Ferner bleibt nach wie vor ungeklärt, auf welcher rechtlichen Grundlage Ende des Jahres Wahlen in Libyen stattfinden sollen. Unterschiedliche Umfragen bestätigen, dass die Mehrheit der Libyer die angestrebten Wahlen Ende des Jahres fordern. Bereits heute haben sich mehr als 100 neue politische Parteien und Bewegungen registrieren lassen. Erste Kandidaten positionieren sich für die Präsidentschaftswahl. Eine Mehrzahl der Libyer sehnt sich nach neuen politischen Gesichtern und fordert den Rückzug aller „politischen Dinosaurier“, wie Stephanie Williams sie umschrieb. Ministerpräsident Dabeiba dürfte als Interimsministerpräsident laut des vereinbarten LPDF-Fahrplans bei den Wahlen im Dezember selbst nicht kandidieren. Die Konferenz bekräftigte erneut die wichtige Rolle der VN in Libyen und stärkte auch das LPDF, sollte eine Lösung der rechtlichen Wahlfragen nicht zeitnah erfolgen.

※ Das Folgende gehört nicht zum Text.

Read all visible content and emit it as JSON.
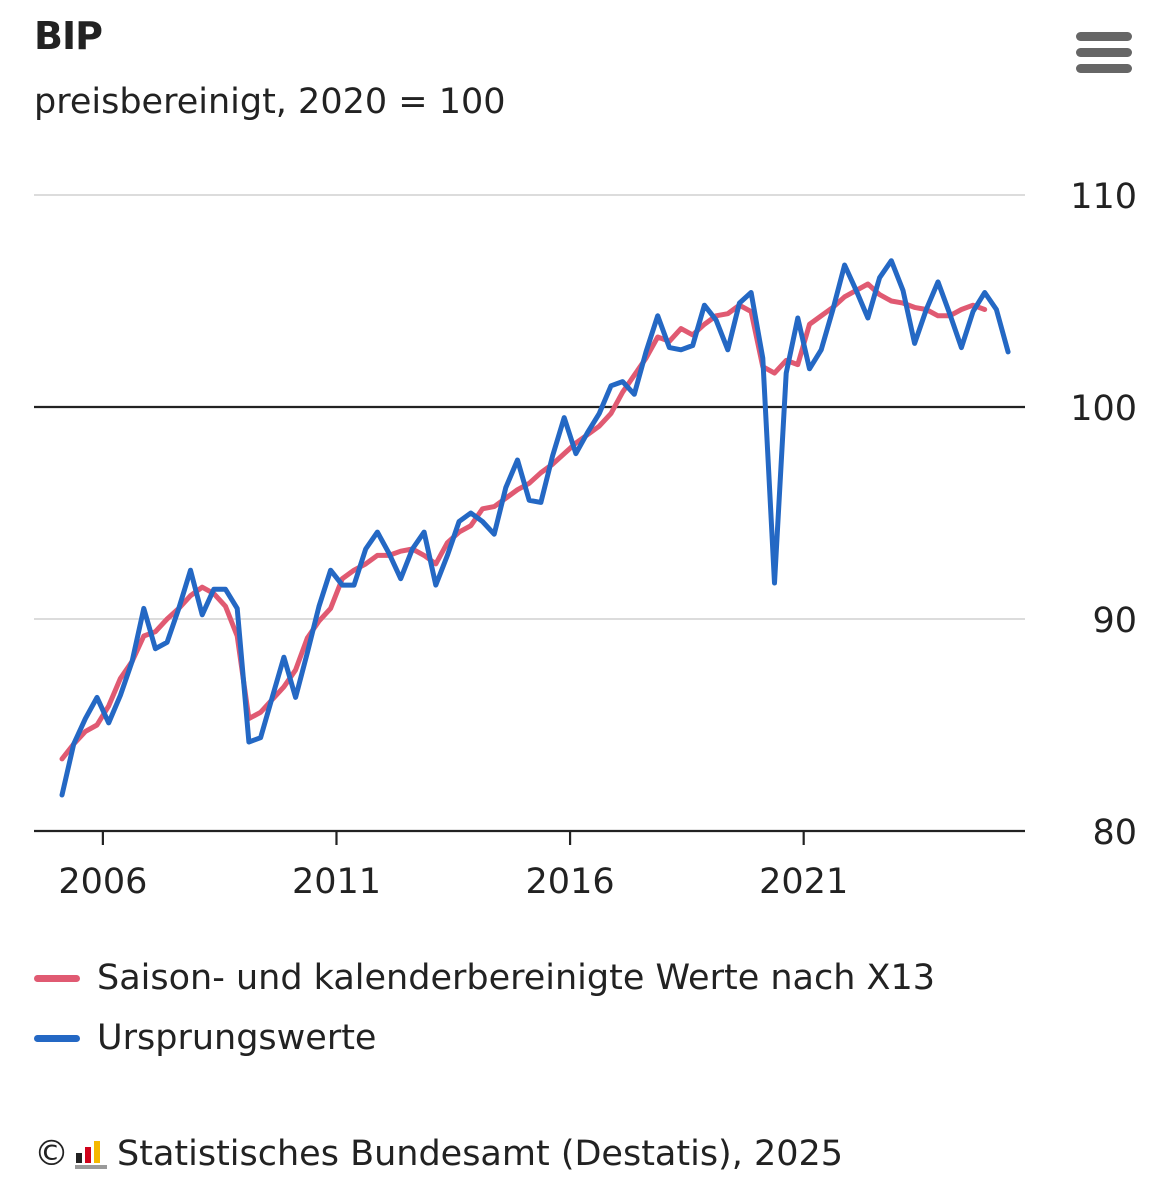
{
  "header": {
    "title": "BIP",
    "subtitle": "preisbereinigt, 2020 = 100",
    "menu_icon": "hamburger-menu-icon"
  },
  "legend": {
    "items": [
      {
        "label": "Saison- und kalenderbereinigte Werte nach X13",
        "color": "#e05a72"
      },
      {
        "label": "Ursprungswerte",
        "color": "#2468c4"
      }
    ]
  },
  "credits": {
    "copyright": "©",
    "text": "Statistisches Bundesamt (Destatis), 2025",
    "logo_icon": "destatis-logo-icon"
  },
  "chart_data": {
    "type": "line",
    "title": "BIP",
    "subtitle": "preisbereinigt, 2020 = 100",
    "x_start": "2005-Q1",
    "frequency": "quarterly",
    "x_ticks": [
      "2006",
      "2011",
      "2016",
      "2021"
    ],
    "y_ticks": [
      80,
      90,
      100,
      110
    ],
    "ylim": [
      80,
      110
    ],
    "reference_line": 100,
    "grid": true,
    "y_axis_position": "right",
    "legend_position": "bottom",
    "series": [
      {
        "name": "Saison- und kalenderbereinigte Werte nach X13",
        "color": "#e05a72",
        "values": [
          83.4,
          84.1,
          84.7,
          85.0,
          85.9,
          87.2,
          88.0,
          89.2,
          89.4,
          90.0,
          90.5,
          91.1,
          91.5,
          91.2,
          90.6,
          89.2,
          85.3,
          85.6,
          86.2,
          86.8,
          87.6,
          89.1,
          89.9,
          90.5,
          91.9,
          92.3,
          92.6,
          93.0,
          93.0,
          93.2,
          93.3,
          93.0,
          92.6,
          93.6,
          94.1,
          94.4,
          95.2,
          95.3,
          95.7,
          96.1,
          96.4,
          96.9,
          97.3,
          97.8,
          98.3,
          98.7,
          99.1,
          99.7,
          100.7,
          101.5,
          102.3,
          103.3,
          103.1,
          103.7,
          103.4,
          103.9,
          104.3,
          104.4,
          104.8,
          104.5,
          101.9,
          101.6,
          102.2,
          102.0,
          103.9,
          104.3,
          104.7,
          105.2,
          105.5,
          105.8,
          105.3,
          105.0,
          104.9,
          104.7,
          104.6,
          104.3,
          104.3,
          104.6,
          104.8,
          104.6
        ]
      },
      {
        "name": "Ursprungswerte",
        "color": "#2468c4",
        "values": [
          81.7,
          84.1,
          85.3,
          86.3,
          85.1,
          86.4,
          88.0,
          90.5,
          88.6,
          88.9,
          90.5,
          92.3,
          90.2,
          91.4,
          91.4,
          90.5,
          84.2,
          84.4,
          86.3,
          88.2,
          86.3,
          88.4,
          90.6,
          92.3,
          91.6,
          91.6,
          93.3,
          94.1,
          93.1,
          91.9,
          93.3,
          94.1,
          91.6,
          93.0,
          94.6,
          95.0,
          94.6,
          94.0,
          96.2,
          97.5,
          95.6,
          95.5,
          97.7,
          99.5,
          97.8,
          98.8,
          99.7,
          101.0,
          101.2,
          100.6,
          102.6,
          104.3,
          102.8,
          102.7,
          102.9,
          104.8,
          104.1,
          102.7,
          104.9,
          105.4,
          102.3,
          91.7,
          101.6,
          104.2,
          101.8,
          102.7,
          104.6,
          106.7,
          105.5,
          104.2,
          106.1,
          106.9,
          105.5,
          103.0,
          104.6,
          105.9,
          104.4,
          102.8,
          104.5,
          105.4,
          104.6,
          102.6
        ]
      }
    ]
  }
}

Ob der bereits seit 2020 geforderte Abzug ausländischer Kräfte aus Libyen bis zu den Wahlen erfolgt, bleibt derzeit fraglich. Der schriftlich festgehaltene Einwand der Türkei in der Abschlusserklärung deutet darauf hin, dass nach wie vor unterschiedliche Interpretationen bezüglich der Definition ausländischer Interventionen zu bestehen scheinen. Zudem wiederholte die russische Regierung bereits in der Vergangenheit, dass die Söldner der Wagner-Gruppe als private Akteure und nicht im Auftrag des russischen Staates anzusehen seien. Ob, wann und wie ausländische Kräfte das Land verlassen sollen, scheint ihnen selbst überlassen zu bleiben bzw. wird diese Ausverhandlung in deren Verantwortungsbereich übertragen.
Hinzu kommt, dass nach wie vor auch Haftar in Ostlibyen seine Ambitionen nicht gänzlich aufgegeben zu haben scheint. Auch die Wiedervereinigung aller staatlichen Institutionen ist nicht abgeschlossen und der Einfluss von Milizen, vor allem in Ostlibyen, nach wie vor beträchtlich.
Obschon viele Libyer die zweite Berliner Libyen-Konferenz nur als Symbolpolitik betrachten, wird Deutschlands Vermittlerrolle geschätzt und anerkannt. Wie sich die Entwicklungen in Libyen in den kommenden Monaten weiter gestalten, wird vermutlich wie auch in den zurückliegenden Jahren nicht nur von Libyern selbst determiniert. Die multiplen Interessen regionaler und internationaler Akteure in Libyen lassen erahnen, dass weitere Konfliktpotentiale aufkeimen könnten. Umso entscheidender bleibt die aufmerksame internationale Beobachtung aller Entwicklungen in Libyen und das Dringen auf die Einhaltung des Berliner Prozesses und die Abhaltung freier und fairer Wahlen Ende dieses Jahres. Die zweite Berliner Libyen-Konferenz könnte nicht die letzte ihrer Art gewesen sein.
[1] Berliner Libyen-Konferenz. Schlussfolgerungen der Konferenz. URL: Pressemitteilung Nummer 31/20 vom 19. Januar 2020 zur Berliner Libyen-Konferenz (Schlussfolgerungen) (bundesregierung.de) (08.01.2021).
[2] KAS-Länderbericht Januar 2021 Libyens Schicksalsjahr. URL: Konrad-Adenauer-Stiftung - Libyens Schicksalsjahr (kas.de) (14.04.2021).